EU-Kanonenboote gegen Schiffbrüchige

Artikelinfo
Datum: 
06.07.2004
Autor: 
René Heilig
Quelle: 
Neues Deutschland

Was macht eine Schiffsbesatzung, wenn sie Menschen hilflos im Wasser treiben sieht? Sie fischt die Unglücklichen auf, bringt sie so rasch wie möglich an Land. Das wird der Hilfsorganisation Cap Anamur von den italienischen Behörden verweigert.

Vor rund zwei Wochen verließ die »Cap Anamur«, das Schiff der gleichnamigen deutschen Hilfsorganisation, den Werft-Liegeplatz in Malta. Am 21. Juni, irgendwo zwischen Libyen und der italienischen Insel Lampedusa, entdeckte die Brückenbesatzung ein mit Motorschaden hilflos treibendes Schlauchboot.

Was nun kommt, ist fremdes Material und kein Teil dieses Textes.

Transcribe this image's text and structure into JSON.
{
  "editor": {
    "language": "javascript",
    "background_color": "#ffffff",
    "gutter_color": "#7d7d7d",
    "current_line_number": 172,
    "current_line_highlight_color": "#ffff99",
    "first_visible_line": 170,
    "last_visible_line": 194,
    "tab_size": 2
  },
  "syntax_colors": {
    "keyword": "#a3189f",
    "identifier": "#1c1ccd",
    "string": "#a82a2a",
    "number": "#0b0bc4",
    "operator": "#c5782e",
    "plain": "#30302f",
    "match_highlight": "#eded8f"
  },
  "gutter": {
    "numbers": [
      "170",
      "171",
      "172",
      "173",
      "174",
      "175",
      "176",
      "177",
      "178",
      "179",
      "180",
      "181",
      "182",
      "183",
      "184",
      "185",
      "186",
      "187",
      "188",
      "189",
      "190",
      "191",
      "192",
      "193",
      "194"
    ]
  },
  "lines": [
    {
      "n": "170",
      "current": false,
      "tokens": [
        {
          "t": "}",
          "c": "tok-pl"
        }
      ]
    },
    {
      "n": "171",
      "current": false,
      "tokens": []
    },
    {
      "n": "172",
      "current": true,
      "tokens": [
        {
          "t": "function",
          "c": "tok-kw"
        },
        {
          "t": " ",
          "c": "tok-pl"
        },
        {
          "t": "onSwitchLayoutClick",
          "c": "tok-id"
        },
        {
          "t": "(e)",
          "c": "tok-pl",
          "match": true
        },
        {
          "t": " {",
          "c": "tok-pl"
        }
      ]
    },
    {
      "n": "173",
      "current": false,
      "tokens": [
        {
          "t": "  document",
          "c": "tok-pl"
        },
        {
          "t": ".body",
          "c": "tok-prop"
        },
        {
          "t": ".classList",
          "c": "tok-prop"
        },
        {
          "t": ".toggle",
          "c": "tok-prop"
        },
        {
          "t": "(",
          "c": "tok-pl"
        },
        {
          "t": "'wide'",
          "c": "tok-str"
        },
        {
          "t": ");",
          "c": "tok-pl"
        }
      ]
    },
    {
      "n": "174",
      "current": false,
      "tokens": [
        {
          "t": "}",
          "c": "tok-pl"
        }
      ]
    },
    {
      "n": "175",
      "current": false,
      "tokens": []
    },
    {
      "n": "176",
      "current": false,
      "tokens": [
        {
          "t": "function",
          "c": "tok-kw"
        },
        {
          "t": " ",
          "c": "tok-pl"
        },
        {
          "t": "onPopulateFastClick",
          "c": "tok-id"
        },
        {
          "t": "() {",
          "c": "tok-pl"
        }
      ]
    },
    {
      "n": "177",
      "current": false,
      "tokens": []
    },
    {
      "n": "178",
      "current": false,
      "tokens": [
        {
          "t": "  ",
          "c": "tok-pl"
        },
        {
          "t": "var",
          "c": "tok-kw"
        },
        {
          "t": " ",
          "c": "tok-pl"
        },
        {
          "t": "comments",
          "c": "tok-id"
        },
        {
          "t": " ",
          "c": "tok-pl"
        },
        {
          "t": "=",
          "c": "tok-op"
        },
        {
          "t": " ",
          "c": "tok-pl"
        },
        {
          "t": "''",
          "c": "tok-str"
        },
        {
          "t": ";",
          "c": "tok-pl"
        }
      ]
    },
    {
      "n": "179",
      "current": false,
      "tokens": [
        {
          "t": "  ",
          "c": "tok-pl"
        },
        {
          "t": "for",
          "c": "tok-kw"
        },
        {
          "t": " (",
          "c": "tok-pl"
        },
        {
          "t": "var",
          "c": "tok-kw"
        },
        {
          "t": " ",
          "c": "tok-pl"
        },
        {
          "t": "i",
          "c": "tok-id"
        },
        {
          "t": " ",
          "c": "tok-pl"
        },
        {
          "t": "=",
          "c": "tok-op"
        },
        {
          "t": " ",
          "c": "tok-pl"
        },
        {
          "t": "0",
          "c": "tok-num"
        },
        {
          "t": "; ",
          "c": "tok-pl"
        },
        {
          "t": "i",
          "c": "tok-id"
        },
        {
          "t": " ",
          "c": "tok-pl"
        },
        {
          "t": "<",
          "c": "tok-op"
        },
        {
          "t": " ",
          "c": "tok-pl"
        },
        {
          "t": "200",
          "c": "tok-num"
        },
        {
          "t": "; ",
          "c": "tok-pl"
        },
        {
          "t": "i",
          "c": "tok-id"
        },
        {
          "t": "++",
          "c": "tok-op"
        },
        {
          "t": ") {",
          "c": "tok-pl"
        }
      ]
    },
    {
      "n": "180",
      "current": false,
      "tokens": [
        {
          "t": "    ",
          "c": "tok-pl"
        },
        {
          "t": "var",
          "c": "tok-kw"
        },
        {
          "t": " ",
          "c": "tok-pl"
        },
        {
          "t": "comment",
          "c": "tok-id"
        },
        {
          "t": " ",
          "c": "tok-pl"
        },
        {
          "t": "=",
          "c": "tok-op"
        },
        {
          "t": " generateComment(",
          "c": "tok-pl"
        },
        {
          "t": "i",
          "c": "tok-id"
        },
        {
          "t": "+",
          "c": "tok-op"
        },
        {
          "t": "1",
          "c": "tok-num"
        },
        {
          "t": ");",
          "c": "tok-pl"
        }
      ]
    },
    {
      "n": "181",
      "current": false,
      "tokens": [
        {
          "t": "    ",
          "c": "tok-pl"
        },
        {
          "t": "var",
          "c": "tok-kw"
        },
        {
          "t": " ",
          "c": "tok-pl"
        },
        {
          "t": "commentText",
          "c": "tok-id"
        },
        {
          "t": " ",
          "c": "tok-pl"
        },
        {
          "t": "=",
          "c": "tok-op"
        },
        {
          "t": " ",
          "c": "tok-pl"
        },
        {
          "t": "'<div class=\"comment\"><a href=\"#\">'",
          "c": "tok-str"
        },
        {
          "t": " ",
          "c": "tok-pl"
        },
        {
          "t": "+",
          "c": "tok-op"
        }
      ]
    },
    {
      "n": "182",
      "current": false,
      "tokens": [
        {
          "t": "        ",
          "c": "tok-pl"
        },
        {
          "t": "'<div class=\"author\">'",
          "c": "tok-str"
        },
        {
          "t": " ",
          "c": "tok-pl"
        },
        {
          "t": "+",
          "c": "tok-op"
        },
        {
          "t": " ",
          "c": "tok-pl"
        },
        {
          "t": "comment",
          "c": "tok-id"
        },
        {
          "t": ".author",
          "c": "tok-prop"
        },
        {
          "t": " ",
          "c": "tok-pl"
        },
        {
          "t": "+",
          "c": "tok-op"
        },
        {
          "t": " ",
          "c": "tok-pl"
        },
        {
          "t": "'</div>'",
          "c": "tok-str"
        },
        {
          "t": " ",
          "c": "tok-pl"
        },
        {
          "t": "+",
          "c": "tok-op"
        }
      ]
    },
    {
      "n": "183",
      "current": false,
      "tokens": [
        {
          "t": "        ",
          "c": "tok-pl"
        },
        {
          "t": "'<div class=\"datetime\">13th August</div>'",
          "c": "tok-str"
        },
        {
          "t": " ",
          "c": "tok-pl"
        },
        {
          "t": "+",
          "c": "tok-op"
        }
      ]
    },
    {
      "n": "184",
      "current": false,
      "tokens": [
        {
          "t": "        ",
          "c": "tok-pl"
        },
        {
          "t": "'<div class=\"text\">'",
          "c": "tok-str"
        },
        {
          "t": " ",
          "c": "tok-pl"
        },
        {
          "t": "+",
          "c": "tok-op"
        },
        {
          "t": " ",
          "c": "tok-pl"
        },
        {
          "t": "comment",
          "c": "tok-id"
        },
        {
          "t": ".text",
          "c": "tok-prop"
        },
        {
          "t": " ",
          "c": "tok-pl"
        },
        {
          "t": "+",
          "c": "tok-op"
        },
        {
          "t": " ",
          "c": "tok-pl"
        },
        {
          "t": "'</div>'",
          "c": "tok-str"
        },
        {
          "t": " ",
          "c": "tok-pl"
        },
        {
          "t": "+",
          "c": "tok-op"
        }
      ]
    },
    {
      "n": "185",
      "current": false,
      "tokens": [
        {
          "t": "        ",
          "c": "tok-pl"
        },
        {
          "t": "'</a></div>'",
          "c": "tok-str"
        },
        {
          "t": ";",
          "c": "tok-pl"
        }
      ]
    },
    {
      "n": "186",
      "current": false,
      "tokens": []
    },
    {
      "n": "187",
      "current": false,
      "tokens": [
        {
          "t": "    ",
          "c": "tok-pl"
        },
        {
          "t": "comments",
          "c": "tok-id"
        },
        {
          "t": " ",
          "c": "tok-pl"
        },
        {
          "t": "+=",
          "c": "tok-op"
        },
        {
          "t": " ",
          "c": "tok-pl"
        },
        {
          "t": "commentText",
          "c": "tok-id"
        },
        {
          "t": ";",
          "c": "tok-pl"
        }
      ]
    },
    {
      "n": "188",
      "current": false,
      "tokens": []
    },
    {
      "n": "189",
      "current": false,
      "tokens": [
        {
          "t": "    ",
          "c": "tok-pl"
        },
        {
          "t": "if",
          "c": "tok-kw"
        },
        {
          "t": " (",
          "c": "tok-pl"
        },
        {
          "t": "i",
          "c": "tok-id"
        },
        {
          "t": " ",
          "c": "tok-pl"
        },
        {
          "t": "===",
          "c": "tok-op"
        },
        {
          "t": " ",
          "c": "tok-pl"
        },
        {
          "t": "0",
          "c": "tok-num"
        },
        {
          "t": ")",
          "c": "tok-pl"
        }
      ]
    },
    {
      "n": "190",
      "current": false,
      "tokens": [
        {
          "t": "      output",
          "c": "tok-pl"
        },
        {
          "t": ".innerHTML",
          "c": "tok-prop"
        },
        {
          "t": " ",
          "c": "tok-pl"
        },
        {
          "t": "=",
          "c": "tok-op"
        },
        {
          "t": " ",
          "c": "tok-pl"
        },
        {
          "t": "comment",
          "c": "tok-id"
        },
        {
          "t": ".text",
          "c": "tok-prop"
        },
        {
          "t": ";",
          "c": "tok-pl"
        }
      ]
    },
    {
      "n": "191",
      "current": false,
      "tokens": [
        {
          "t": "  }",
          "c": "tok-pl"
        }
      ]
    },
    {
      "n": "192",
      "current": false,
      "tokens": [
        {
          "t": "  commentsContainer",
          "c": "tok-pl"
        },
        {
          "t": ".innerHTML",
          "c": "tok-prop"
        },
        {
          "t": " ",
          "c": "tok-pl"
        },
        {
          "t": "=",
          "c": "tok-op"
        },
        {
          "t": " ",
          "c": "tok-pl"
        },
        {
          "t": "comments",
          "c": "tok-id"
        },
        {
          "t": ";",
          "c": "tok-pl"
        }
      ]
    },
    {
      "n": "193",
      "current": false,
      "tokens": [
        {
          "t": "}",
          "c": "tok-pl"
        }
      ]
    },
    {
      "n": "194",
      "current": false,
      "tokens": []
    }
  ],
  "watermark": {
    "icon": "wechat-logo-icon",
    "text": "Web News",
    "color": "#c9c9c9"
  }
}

An Bord waren 37 Menschen, erschöpft, ohne Trinkwasser, doch noch in relativ guter Verfassung. Man nahm die Hilflosen an Bord, bereitete ihnen im Laderaum ein provisorisches Quartier, versorgte sie mit Nahrung.

Die Verständigung war kompliziert, das wenige, was die Leute von Cap Anamur herausbekommen haben, war, dass die »Schlauchboot-Menschen« Lampedusa erreichen wollen. Das ist, abgesehen von Malta, der südlichste Teil Europas und damit für tausende Flüchtlinge aus Afrika eine Art Zipfel der Hoffnung.
Am vergangenen Donnerstag versuchte die »Cap Anamur«, den nächsten Hafen anzulaufen. Es ist Empedocle auf Sizilien. »Wir haben uns ordentlich angemeldet, sagten, dass wir Schiffbrüchige an Bord haben. Alles schien normal zu laufen«, berichtet Elias Bierdel, Chef der Hilfsorganisation. Doch kurz bevor das Schiff die hoheitliche 12-Meilen-Zone erreichte, wurde die Einlaufgenehmigung zurückgezogen. Ohne Angabe von Gründen.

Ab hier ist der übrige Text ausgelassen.